Hibata.id – Kebijakan efisiensi anggaran tahun 2026 mendorong DPRD Kota Kotamobagu meminta pemerintah daerah lebih serius mengoptimalkan Pendapatan Asli Daerah (PAD). Wakil Ketua DPRD Kotamobagu Jusran Deby Mokolanot menilai evaluasi capaian PAD tahun 2025 menjadi langkah mendesak menghadapi tantangan fiskal ke depan.
Dorongan itu muncul menyusul kebijakan efisiensi anggaran 2026 yang cukup signifikan dan berpotensi berdampak langsung pada keuangan daerah.
“Hemat kami, Pemkot harus melakukan evaluasi PAD Tahun 2025 dan menyiapkan skema atau perencanaan yang matang untuk memaksimalkan PAD pada Tahun 2026,” ujar JDM kepada media, Kamis (6/2/2026).
Menurut JDM, kondisi ekonomi masyarakat yang belum stabil menuntut pemerintah daerah tidak menaikkan pajak maupun retribusi. Sebaliknya, Pemkot diminta lebih kreatif dalam menggali potensi PAD yang sudah ada.
“Warga hari ini belum menentu. Karena itu, Pemkot seharusnya mencari strategi, skema, dan perencanaan yang lebih kreatif untuk memaksimalkan Pendapatan Asli Daerah, bukan dengan membebani masyarakat,” tegas JDM, yang juga menjabat Ketua DPC PKB Kotamobagu.

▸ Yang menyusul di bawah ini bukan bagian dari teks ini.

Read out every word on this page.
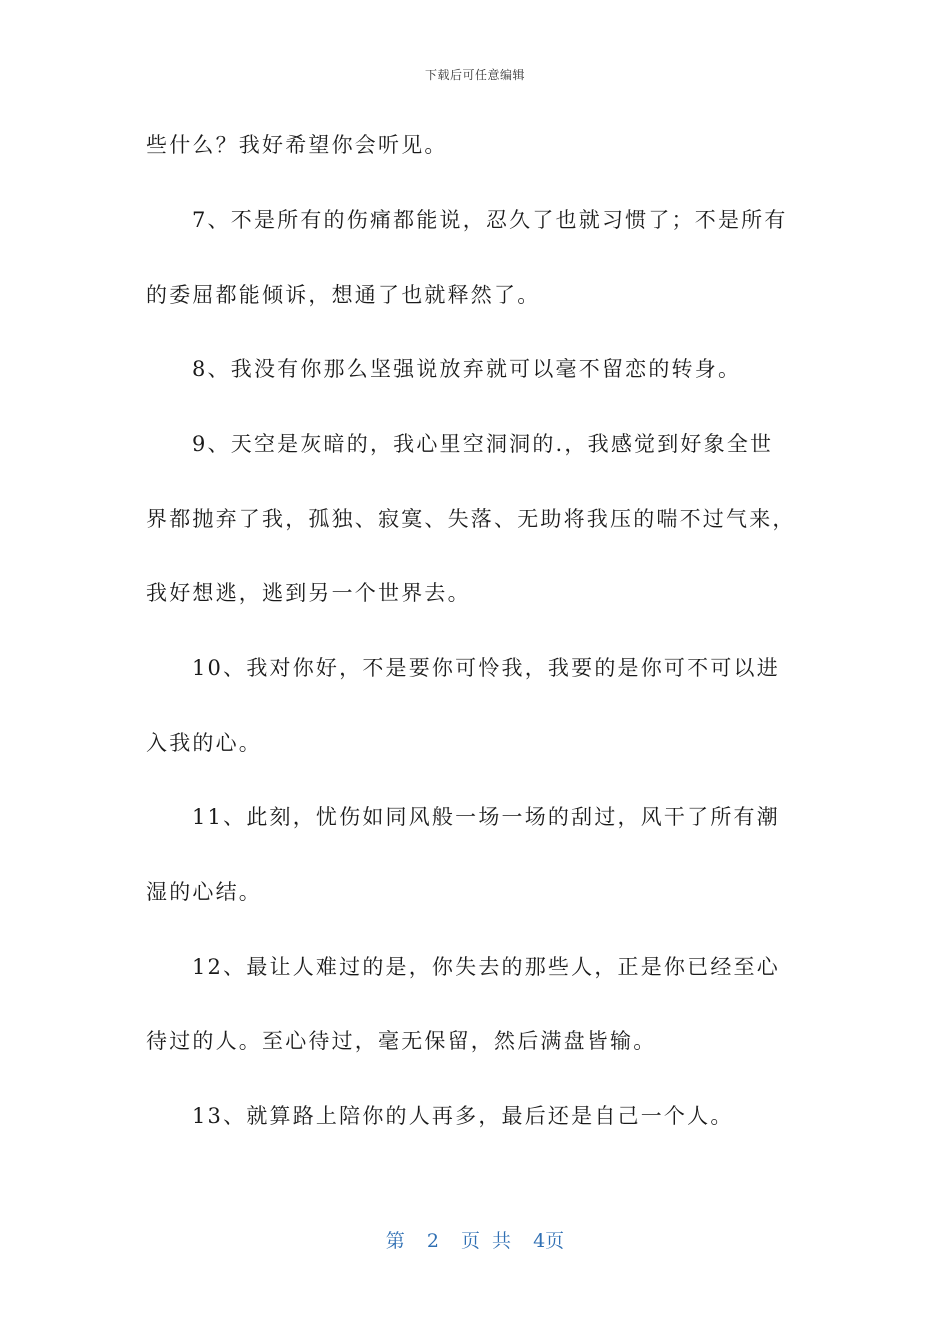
下载后可任意编辑
些什么？我好希望你会听见。
7、不是所有的伤痛都能说，忍久了也就习惯了；不是所有
的委屈都能倾诉，想通了也就释然了。
8、我没有你那么坚强说放弃就可以毫不留恋的转身。
9、天空是灰暗的，我心里空洞洞的.，我感觉到好象全世
界都抛弃了我，孤独、寂寞、失落、无助将我压的喘不过气来，
我好想逃，逃到另一个世界去。
10、我对你好，不是要你可怜我，我要的是你可不可以进
入我的心。
11、此刻，忧伤如同风般一场一场的刮过，风干了所有潮
湿的心结。
12、最让人难过的是，你失去的那些人，正是你已经至心
待过的人。至心待过，毫无保留，然后满盘皆输。
13、就算路上陪你的人再多，最后还是自己一个人。
第 2 页 共 4页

Ia menambahkan, kondisi keuangan daerah saat ini memang tidak ideal akibat kebijakan efisiensi anggaran dari pemerintah pusat. Oleh karena itu, peningkatan dan optimalisasi PAD menjadi langkah strategis yang tidak bisa ditunda.
“Kami mendorong Pemkot untuk melakukan intensifikasi maupun ekstensifikasi pendapatan daerah dengan pola, sistem, dan metode yang tepat sesuai kebutuhan daerah. Ini penting agar di tengah tahun efisiensi, daerah tetap mampu memenuhi kebutuhan pembangunan yang rasional,” tutup JDM.